恋の宝石ずっと輝かせて2

「な、なんだよその目つきは。まあ、楓太の飼い主貶して悪かったよ。楓太に取ったらご主人さまだから、力になりたかったんだろうけど、こればっかりは……」

 仁が困った顔になりながらも、穏便に事をすませようとまたヘラヘラ笑いで誤魔化した。

 そして突然尖がった声が耳を突き刺す。

「瞳のこと本当に何も知らないでいいのか?」

 楓太の目が何かを問うように鋭く仁を捉えたために、仁はその表情にはっとさせられた。

 自分は何か勘違いしているのではないだろうか。

 もう一度楓太に問い質そうとしたとき、良子が現れた。邪魔が入って何も言えなくなった。

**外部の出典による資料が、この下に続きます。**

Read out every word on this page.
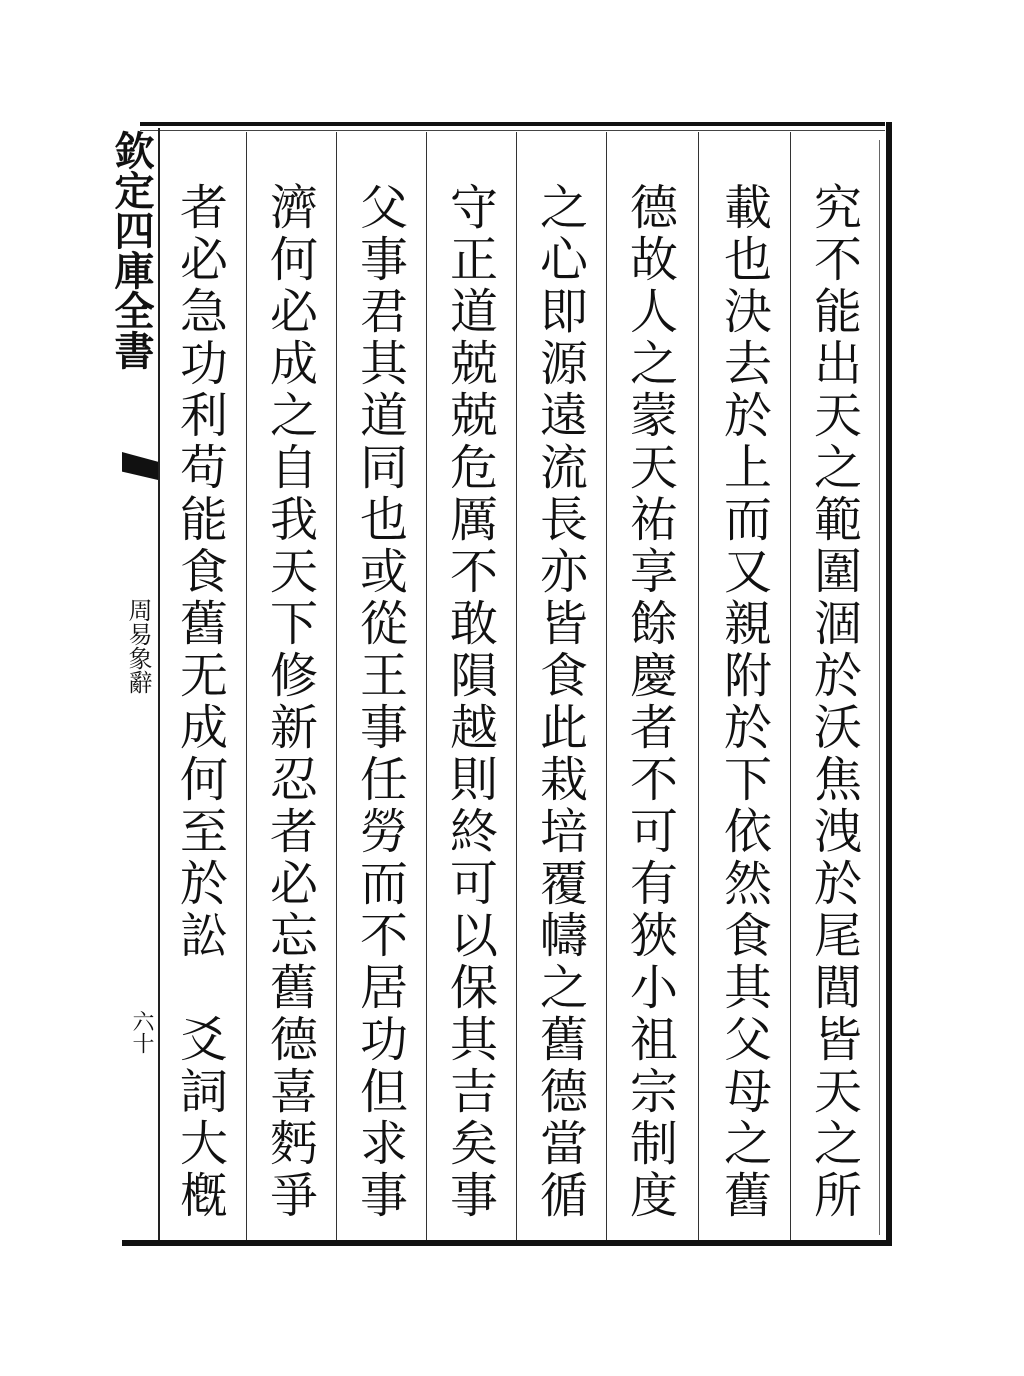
欽定四庫全書
周易象辭
六十
究
不
能
出
天
之
範
圍
涸
於
沃
焦
洩
於
尾
閭
皆
天
之
所
載
也
決
去
於
上
而
又
親
附
於
下
依
然
食
其
父
母
之
舊
德
故
人
之
蒙
天
祐
享
餘
慶
者
不
可
有
狹
小
祖
宗
制
度
之
心
即
源
遠
流
長
亦
皆
食
此
栽
培
覆
幬
之
舊
德
當
循
守
正
道
兢
兢
危
厲
不
敢
隕
越
則
終
可
以
保
其
吉
矣
事
父
事
君
其
道
同
也
或
從
王
事
任
勞
而
不
居
功
但
求
事
濟
何
必
成
之
自
我
天
下
修
新
忍
者
必
忘
舊
德
喜
麫
爭
者
必
急
功
利
苟
能
食
舊
无
成
何
至
於
訟

爻
詞
大
槪
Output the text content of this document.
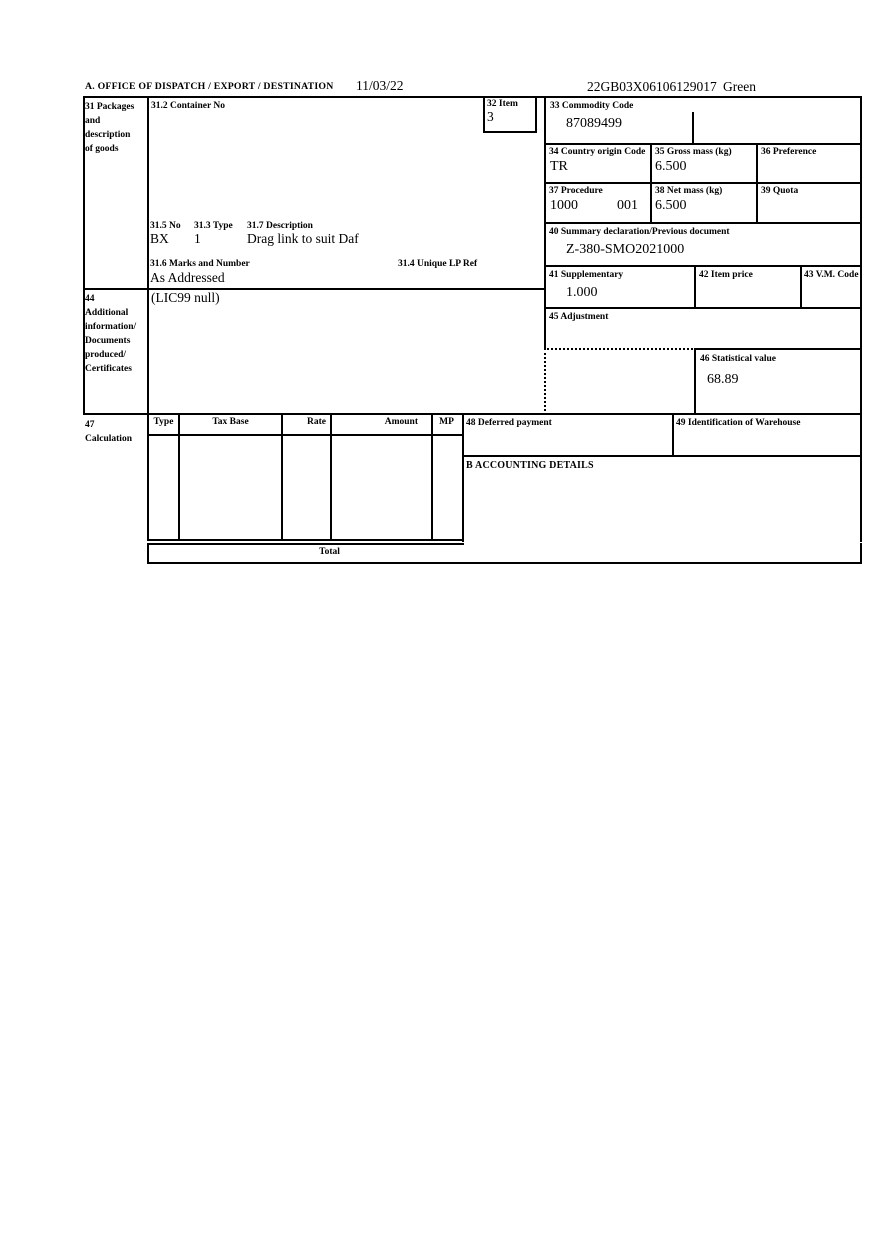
A. OFFICE OF DISPATCH / EXPORT / DESTINATION 11/03/22	22GB03X06106129017 Green
31 Packages
and
description
of goods
31.2 Container No	32 Item
3
31.5 No 31.3 Type 31.7 Description
BX 1	Drag link to suit Daf
31.6 Marks and Number	31.4 Unique LP Ref
As Addressed
33 Commodity Code
87089499
34 Country origin Code
TR
35 Gross mass (kg)
6.500
36 Preference
37 Procedure
1000	001
38 Net mass (kg)
6.500
39 Quota
40 Summary declaration/Previous document
Z-380-SMO2021000
41 Supplementary
1.000
42 Item price	43 V.M. Code
45 Adjustment
46 Statistical value
68.89
44
Additional
information/
Documents
produced/
Certificates
(LIC99 null)
47
Calculation
Type	Tax Base	Rate	Amount	MP
Total
48 Deferred payment	49 Identification of Warehouse
B ACCOUNTING DETAILS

「仁、ご苦労さん。なんだか楓太と気が合うみたいね。あ、そうそう、さっき瞳ちゃんから電話があって、明日午前中に楓太を迎えに来るって言ってたわ。楓太の傷の具合もよくなってきたから、ちょうど良かった。楓太、もう喧嘩しちゃだめよ」

 良子に首元を優しく撫ぜられながら、楓太は「ワン」と返事をするように答えていた。

「仁、今日のところはこれでいいわよ。ありがとうね。助かったわ。また明日の朝、もう一回だけ頼むわ」

「うん、わかった」

 仁は楓太を一瞥しながら答えていた。

 さっきの楓太の態度がどうも気になって仕方がなかった。

「さてと、あともう一つ診察の予約が入ってたんだ」

 良子はあと一踏ん張りと腕を上げて伸びをした。

「そういえばさっき、すごい動物診察してたね」

「まあね、最近、爬虫類もペットとして飼う人珍しくないもんね。犬猫だけって訳にはいかないわ。次の診察の予約も亀なのよ」

「そのうち、アナコンダみたいな蛇もやってきそうだね」

「いくら獣医でも蛇はさすがに大変だわ。毒をもってるのも平気で飼う人いるし、そればかりは蛇専門の獣医を当たってもらわないと。血清まで準備してないわよ」

「そうだよね。人間の医者だって、歯医者、目医者とか専門があるもんね」

「とりあえずは連れてこられた動物は診るけど、手に負えない種類はお手上げだわ」

 良子と話してる間、楓太は興味深く話を聞いているようだった。